Seketika saja anak burung teringat akan nasibnya yang sebatang kara, kepergian ibunya semalam sungguh membuatnya sedih dan ia tak mau anak-anak ikan pun ikut sedih karena kehilangan orangtuanya.
“Keluarlah melalui tempat kau masuk!” Seru anak burung. “Aku sudah berusaha, namun barang asing ini membuatku bingung dan sulit berenang. Burung kecil, aku tahu bahwa bangsa ikan dan bangsa burung tidaklah sepenuhnya berteman, tapi aku mengenali kaum sejenismu tidak pernah bermusuhan dengan kaum kami.
“Hari ini aku sedang tidak beruntung saja, di lain waktu jika ada kesempatan aku pasti akan membalas budi baikmu.” Sahut ikan sungai pasrah. “Bagaimanapun aku pasti membantumu, aku hanya belum tahu bagaimana caranya. Aku tak mau melihatmu senasib seperti paman kura-kura yang belum lama aku temui.” Teringatlah olehnya seekor kura-kura yang pernah ia temui di dekat hamparan sungai kota sebulan lalu.
“Apa ia tersangkut seperti aku juga?” Tanya si ikan. “Iya namun nasibnya lebih menyedihkan, badannya tersangkut ke dalam sebuah benda asing berbentuk lingkaran ketika ia sedang berenang.”
Benda itu berwarna putih dan agak keras, menggigitnya pun kurasa mustahil. Setiap hari ia berusaha mengeluarkan tubuhnya, namun lama tak membuahkan hasil. Saat itu ia masih kecil hingga sampai setelah dewasa dan bertambah besar pun benda itu masih menempel di tubuhnya, dan akhirnya mengubah bentuk tubuhnya menjadi aneh.
Tubuhnya tidak lagi bulat tidak juga lonjong, tidak berbentuk seperti kaumnya. Selain menjadi sulit berjalan, ia pun selalu diejek oleh sebagian kaumnya dan hewan lain yang melihatnya.” Cerita si anak burung merasa kasihan.
Sejenak saja dia lupa akan kesedihan yang dialaminya sendiri, energi pikirannya semua diarahkan untuk berpikir mencari cara membatu si ikan. Lalu seketika saja, “Aku tahu, Eurika!” seru anak burung layaknya seperti seorang Archimedes menemukan jawaban atas pencahariannya. Burung kecil itu pun mulai mematuki kantong plastik tempat ikan sungai tersangkut di dalamnya.
Membutuhkan waktu yang tidak sebentar untuk membuat sebuah lubang kecil, hingga akhirnya hari kembali petang dan perlahan-lahan mulai gelap. “Burung kecil kau kembalilah ke sarangmu, hari sudah mulai gelap, kau akan sulit melihat nantinya.” Pinta si Ikan sungai. “Di sini amat dingin, pulanglah dan kembalilah esok hari.” Sahutnya lagi. “Tinggal sedikit lagi, kau pasti bisa keluar!” seru si burung meyakinkan.
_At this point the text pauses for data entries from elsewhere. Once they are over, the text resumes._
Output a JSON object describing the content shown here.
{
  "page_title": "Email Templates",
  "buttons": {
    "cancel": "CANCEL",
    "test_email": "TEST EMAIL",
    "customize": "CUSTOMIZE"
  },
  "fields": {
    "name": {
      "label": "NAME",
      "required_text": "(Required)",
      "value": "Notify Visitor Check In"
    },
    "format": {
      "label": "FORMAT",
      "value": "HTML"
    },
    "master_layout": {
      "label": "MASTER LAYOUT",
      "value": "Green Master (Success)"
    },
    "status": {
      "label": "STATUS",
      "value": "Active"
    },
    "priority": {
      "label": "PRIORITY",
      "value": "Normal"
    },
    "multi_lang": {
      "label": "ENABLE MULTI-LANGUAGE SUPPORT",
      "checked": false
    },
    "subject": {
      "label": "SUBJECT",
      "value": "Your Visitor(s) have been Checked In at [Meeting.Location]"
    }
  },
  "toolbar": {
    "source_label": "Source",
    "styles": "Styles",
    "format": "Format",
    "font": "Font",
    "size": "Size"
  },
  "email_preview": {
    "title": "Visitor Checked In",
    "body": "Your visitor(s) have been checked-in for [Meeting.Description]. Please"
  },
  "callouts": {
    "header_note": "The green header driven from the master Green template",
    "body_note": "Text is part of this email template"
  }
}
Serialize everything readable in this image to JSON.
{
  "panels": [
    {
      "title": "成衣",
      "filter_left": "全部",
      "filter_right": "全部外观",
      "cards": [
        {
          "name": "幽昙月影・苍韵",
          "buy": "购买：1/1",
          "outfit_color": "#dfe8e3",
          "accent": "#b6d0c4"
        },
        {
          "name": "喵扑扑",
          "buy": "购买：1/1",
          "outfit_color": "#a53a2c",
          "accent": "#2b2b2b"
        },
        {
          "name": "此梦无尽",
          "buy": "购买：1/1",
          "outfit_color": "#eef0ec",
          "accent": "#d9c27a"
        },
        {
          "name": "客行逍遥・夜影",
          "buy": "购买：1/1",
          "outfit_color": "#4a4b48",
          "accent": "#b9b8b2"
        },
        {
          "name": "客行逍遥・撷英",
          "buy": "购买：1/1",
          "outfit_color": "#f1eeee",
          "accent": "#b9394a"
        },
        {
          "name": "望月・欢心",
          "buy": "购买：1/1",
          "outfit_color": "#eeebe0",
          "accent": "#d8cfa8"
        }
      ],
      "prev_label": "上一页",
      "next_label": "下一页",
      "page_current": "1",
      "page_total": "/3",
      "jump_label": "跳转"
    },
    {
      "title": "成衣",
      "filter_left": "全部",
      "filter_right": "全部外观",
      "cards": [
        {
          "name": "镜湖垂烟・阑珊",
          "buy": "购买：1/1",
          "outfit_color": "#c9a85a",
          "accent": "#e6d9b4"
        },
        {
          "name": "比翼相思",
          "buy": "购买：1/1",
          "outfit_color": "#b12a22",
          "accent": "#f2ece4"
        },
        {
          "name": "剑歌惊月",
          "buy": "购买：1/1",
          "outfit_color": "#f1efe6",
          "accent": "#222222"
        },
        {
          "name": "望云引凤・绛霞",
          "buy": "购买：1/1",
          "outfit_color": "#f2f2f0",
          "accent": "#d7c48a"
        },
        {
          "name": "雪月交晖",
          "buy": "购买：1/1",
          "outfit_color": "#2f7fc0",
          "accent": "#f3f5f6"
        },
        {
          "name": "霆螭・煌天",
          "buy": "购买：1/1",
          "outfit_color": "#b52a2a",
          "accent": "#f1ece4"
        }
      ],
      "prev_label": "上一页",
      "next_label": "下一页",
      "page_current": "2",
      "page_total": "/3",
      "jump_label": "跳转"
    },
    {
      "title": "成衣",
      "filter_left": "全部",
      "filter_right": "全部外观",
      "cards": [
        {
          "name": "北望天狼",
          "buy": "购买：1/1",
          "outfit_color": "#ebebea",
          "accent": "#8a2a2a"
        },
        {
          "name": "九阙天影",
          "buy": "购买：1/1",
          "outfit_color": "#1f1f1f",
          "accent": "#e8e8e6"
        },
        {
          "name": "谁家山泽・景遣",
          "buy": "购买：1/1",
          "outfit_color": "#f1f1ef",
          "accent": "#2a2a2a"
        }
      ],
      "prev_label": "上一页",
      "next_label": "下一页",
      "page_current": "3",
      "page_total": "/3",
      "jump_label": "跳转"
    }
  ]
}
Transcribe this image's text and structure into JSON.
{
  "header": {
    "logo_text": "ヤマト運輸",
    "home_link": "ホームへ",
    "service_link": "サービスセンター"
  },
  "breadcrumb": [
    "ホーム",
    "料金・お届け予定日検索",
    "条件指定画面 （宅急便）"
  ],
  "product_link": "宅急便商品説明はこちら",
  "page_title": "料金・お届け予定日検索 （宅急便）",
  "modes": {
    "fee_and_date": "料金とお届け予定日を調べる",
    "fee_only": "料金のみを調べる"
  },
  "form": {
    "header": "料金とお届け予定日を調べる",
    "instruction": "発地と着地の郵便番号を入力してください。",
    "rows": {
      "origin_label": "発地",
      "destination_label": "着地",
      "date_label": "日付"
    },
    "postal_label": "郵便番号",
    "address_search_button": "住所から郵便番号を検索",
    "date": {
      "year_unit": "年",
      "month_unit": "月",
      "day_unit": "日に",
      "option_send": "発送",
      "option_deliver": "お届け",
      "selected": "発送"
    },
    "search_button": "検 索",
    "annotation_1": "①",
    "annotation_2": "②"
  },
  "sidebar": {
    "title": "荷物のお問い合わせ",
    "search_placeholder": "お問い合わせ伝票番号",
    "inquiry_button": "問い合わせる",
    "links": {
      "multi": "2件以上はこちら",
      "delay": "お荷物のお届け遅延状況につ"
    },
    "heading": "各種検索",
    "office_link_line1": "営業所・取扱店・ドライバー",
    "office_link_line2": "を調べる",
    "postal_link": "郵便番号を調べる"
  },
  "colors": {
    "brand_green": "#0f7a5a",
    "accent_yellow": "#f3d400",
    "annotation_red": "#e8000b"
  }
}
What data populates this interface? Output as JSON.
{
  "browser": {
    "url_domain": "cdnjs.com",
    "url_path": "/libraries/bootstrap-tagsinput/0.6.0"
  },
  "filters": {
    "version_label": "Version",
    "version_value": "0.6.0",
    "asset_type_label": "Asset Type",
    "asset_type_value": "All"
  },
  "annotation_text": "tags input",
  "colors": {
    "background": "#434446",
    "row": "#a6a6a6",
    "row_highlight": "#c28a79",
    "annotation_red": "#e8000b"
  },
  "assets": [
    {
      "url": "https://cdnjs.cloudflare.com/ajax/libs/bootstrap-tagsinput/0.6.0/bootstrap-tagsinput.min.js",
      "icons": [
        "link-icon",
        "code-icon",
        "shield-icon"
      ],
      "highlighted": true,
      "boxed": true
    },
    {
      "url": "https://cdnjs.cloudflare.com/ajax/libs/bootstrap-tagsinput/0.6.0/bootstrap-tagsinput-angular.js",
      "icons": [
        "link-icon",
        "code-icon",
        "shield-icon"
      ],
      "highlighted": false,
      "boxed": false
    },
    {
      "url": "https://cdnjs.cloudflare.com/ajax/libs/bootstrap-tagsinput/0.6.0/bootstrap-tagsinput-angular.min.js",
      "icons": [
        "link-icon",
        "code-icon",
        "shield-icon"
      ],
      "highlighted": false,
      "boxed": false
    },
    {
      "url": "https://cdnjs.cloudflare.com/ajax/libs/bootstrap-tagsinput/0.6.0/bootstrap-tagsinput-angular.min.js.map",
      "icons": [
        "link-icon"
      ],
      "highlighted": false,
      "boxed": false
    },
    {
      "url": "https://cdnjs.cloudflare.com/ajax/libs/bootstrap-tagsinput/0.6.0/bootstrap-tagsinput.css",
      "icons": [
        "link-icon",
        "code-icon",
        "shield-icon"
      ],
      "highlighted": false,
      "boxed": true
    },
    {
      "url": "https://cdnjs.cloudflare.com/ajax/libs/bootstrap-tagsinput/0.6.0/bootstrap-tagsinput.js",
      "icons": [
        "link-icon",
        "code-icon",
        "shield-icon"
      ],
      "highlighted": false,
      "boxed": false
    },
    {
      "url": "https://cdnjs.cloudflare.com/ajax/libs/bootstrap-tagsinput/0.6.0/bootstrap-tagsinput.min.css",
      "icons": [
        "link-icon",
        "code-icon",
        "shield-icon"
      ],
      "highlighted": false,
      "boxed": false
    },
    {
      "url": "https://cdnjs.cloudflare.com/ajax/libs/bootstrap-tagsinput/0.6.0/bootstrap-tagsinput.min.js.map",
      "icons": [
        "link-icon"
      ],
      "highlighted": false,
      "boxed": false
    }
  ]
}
“Waktumu tidak akan cukup, kau harus pulang jika tidak kau akan mati kedinginan, atau mati dimangsa hewan malam.” Desak si ikan. “Baiklah, aku berjanji akan kembali esok hari.” Sahut anak burung, lalu terbanglah ia kembali ke sarangnya.
Keesokan harinya seperti biasa matahari di ufuk timur mulai muncul, namun temaran keemasan warnanya tertutup rapat oleh segumpalam asap putih yang semakin lama semakin berubah menjadi warna abu-abu.
Burung-burung mulai berkicau layaknya menyambut sang mentari, akan tetapi kicauan mereka semakin lama semakin ramai. Burung-burung kutilang berkicau, “Ayo lekas kita pergi ke tempat lain!” Burung merpati berteriak, “Ayo terbang beramai-ramai dan jangan ada yang terpisah.” “Berbahaya cepat pergi!” seru burung-burung lainnya bersahut-sahutan.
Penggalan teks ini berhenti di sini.